DOC D • Anne-Josèphe Therwagne, dite Théroigne de Méricourt (1762-1817), est, avec Olympe de Gouges, Claire Lacombe ou Etta Palm d’Aelders, l’une des grandes figures du féminisme durant la Révolution française. Dans ce portrait posthume des années 1840, exécuté d’après Auguste Raffet, Théroigne de Méricourt est représentée nimbée de sa légende romantique, diffusée par Jules Michelet ou Alphonse de Lamartine. Née dans une famille de paysans aisés de Wallonie, à Marcourt (d’où son pseudonyme de Méricourt ou son surnom de Belle Liégeoise), elle se trouve à Paris en 1789 et se passionne pour la Révolution. La propagande monarchiste lui fait jouer un rôle majeur dans les journées d’octobre. Ce rôle, en réalité peu avéré, est repris par de nombreux écrivains et historiens romantiques. En 1854, dans Les Femmes de la Révolution, Michelet se réfère visiblement à l’iconographie de Raffet quand il écrit : « C’était la jolie demoiselle Théroigne de Méricourt, une Liégeoise, vive et emportée [...]. Piquante, originale, étrange, avec son chapeau d’amazone et sa redingote rouge, le sabre au côté, parlant à la fois, pêle-mêle, avec éloquence pourtant, le français et le liégeois. » À partir de 1792, elle défend publiquement le droit des femmes à participer à la lutte armée et réclame la formation de bataillons d’amazones. Elle participe aux émeutes du 10 août 1792. Mais, fidèle aux Girondins, elle est prise à partie par des tricoteuses le 15 mai 1793, alors qu’elle cherche à assister aux débats de la Convention. Déculottée et fessée en public, elle sombre dans la folie. Internée dès 1794, elle passe le restant de sa vie en asile.
DOC E • Cette image témoigne de la diffusion de l’image de l’amazone, habillée aux couleurs de la Révolution, ceinte d’une ceinture et d’un panache tricolore et armée d’une pique.

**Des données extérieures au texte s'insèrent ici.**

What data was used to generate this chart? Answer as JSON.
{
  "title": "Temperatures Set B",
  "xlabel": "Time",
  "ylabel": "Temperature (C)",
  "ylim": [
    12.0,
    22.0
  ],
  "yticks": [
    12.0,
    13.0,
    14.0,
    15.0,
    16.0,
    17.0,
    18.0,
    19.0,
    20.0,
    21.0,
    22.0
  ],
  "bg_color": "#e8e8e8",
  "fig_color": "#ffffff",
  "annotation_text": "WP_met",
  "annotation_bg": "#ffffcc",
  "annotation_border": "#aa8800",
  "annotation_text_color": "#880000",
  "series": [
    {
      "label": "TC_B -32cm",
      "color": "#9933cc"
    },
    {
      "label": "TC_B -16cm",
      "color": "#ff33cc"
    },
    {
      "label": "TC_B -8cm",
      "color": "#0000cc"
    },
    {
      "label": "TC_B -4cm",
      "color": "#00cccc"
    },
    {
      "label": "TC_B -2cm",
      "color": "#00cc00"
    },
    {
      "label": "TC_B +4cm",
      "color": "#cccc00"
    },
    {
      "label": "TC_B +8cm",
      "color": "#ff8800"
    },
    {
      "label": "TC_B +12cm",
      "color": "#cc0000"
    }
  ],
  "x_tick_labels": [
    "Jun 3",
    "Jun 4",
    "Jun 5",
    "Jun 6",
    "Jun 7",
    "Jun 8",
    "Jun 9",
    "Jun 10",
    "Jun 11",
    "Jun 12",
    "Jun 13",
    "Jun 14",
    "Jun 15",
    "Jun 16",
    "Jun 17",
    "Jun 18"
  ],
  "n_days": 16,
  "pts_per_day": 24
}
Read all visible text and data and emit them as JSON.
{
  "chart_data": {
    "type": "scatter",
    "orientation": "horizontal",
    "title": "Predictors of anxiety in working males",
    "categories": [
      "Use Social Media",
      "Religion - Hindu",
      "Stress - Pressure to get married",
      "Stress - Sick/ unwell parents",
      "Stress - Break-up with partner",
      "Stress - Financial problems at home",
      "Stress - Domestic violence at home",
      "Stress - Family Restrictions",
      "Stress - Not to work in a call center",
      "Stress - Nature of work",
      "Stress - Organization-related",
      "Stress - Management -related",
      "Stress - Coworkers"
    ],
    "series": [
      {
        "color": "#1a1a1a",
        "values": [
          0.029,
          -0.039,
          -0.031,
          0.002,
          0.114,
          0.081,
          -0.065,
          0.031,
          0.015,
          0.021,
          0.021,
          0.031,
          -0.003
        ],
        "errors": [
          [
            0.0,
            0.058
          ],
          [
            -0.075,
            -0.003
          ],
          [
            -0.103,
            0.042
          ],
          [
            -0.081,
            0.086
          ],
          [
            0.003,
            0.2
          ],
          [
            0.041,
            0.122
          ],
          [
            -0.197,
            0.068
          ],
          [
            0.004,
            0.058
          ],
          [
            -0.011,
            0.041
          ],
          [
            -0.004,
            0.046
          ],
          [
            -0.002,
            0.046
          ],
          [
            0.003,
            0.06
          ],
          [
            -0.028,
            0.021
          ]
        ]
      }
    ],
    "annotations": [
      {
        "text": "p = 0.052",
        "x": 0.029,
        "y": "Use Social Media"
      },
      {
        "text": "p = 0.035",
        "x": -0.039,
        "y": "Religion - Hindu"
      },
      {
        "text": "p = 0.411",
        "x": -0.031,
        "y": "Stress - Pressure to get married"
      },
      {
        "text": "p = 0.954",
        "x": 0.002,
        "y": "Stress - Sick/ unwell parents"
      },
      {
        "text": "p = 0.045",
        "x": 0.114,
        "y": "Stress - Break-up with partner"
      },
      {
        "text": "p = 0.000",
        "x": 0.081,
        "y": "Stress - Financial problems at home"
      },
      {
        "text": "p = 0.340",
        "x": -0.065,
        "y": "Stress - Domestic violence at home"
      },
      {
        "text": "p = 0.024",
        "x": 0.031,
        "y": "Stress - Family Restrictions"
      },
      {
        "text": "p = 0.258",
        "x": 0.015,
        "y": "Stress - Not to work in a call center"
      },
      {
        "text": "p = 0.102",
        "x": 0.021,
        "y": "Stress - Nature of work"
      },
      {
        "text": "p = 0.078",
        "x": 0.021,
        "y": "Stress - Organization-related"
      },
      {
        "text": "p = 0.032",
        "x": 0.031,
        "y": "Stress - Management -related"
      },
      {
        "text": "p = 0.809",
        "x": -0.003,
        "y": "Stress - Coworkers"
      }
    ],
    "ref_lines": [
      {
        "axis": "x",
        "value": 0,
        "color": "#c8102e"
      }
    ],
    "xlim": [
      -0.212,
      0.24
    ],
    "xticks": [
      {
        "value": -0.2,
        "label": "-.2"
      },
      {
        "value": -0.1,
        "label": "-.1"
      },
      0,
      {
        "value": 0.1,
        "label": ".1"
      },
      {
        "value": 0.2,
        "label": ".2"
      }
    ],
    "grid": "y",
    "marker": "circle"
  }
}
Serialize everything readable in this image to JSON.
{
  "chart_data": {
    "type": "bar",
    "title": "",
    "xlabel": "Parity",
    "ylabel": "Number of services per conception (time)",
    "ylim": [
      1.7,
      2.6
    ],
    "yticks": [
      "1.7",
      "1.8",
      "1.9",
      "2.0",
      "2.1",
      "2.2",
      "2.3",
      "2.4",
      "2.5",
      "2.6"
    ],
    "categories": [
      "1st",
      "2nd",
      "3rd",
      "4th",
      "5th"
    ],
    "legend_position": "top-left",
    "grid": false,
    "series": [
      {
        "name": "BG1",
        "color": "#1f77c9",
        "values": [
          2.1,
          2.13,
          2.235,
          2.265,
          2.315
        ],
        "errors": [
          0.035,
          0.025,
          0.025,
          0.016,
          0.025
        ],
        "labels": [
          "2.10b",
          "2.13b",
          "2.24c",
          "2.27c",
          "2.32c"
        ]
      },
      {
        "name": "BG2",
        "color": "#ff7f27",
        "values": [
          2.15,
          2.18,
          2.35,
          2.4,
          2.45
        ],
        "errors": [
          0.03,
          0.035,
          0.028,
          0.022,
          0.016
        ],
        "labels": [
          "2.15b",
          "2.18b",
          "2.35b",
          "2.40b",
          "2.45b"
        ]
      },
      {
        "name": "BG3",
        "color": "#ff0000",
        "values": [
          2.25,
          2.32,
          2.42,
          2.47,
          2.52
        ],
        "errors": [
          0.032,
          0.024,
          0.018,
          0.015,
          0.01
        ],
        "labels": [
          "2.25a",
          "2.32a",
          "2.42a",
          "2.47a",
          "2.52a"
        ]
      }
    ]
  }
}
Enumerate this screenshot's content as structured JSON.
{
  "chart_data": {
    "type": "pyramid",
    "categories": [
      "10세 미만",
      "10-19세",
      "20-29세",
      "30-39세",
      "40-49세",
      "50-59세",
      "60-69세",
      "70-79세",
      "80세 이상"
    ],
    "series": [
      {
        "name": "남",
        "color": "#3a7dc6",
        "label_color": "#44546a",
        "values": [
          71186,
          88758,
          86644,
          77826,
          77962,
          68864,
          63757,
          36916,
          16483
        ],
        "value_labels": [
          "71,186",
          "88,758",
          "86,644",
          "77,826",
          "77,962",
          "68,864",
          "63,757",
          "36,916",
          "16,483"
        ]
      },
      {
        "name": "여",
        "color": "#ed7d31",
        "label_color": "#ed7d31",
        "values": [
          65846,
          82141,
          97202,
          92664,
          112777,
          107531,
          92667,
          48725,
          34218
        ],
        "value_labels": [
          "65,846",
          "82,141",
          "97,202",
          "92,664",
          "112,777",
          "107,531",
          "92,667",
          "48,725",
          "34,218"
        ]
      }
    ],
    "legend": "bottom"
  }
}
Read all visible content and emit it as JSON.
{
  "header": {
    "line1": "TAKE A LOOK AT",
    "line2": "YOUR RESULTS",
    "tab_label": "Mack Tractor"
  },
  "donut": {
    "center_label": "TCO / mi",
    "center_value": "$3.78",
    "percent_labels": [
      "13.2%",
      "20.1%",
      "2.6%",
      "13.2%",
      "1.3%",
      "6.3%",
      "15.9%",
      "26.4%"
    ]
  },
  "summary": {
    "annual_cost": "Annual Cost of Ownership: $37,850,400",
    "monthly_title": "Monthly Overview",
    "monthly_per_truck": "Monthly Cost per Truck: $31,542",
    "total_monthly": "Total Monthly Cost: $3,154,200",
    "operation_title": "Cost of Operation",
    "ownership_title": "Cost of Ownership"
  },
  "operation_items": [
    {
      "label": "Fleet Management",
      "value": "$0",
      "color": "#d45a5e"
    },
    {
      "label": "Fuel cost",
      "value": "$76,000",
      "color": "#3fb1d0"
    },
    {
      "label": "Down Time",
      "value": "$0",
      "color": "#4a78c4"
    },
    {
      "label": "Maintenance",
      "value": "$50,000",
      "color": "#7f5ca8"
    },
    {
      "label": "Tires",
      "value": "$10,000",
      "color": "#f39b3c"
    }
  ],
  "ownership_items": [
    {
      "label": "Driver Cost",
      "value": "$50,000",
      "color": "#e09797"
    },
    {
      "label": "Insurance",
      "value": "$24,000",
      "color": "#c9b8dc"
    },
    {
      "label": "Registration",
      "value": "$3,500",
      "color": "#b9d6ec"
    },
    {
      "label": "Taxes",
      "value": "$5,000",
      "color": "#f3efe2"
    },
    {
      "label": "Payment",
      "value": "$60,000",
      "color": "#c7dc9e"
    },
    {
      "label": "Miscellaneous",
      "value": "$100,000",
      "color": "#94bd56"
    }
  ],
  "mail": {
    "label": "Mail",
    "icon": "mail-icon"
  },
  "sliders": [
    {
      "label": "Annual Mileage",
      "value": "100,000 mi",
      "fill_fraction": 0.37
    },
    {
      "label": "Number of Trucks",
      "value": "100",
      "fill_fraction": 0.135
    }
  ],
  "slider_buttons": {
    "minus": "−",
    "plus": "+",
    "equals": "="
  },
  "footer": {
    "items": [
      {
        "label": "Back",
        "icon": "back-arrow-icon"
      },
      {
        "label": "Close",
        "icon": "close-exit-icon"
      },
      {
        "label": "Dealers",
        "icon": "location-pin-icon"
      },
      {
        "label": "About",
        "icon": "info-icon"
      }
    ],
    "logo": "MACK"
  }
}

Si certaines femmes revendiquent pour leur sexe le droit de s’armer et d’être des amazones, la Révolution véhicule aussi des images de femmes révolutionnaires confinées à un rôle plus traditionnel. Pour la Société patriotique et de bienfaisance des amies de la vérité, créée par Etta Palm d’Aelders en 1791, une des premières tâches qui incombent aux femmes est celle de l’éducation, notamment des fillettes. À partir de 1793, ces arguments sont repris par certains députés pour refuser aux femmes l’accès à la dignité de citoyennes. Ainsi, le député Jean-Pierre-André Amar peut-il clamer à la tribune : « Quel est le caractère propre à la femme ? Les mœurs et la nature même lui ont assigné ses fonctions : commencer l’éducation des hommes, préparer l’esprit et le cœur des enfants aux vertus publiques, les diriger de bonne heure vers le bien, élever leur âme et les instruire dans le culte politique de la liberté. Telles sont leurs fonctions, après les soins du ménage ; la femme est naturellement destinée à faire aimer la vertu. Quand elles auront rempli tous ces devoirs, elles auront bien mérité de la patrie. »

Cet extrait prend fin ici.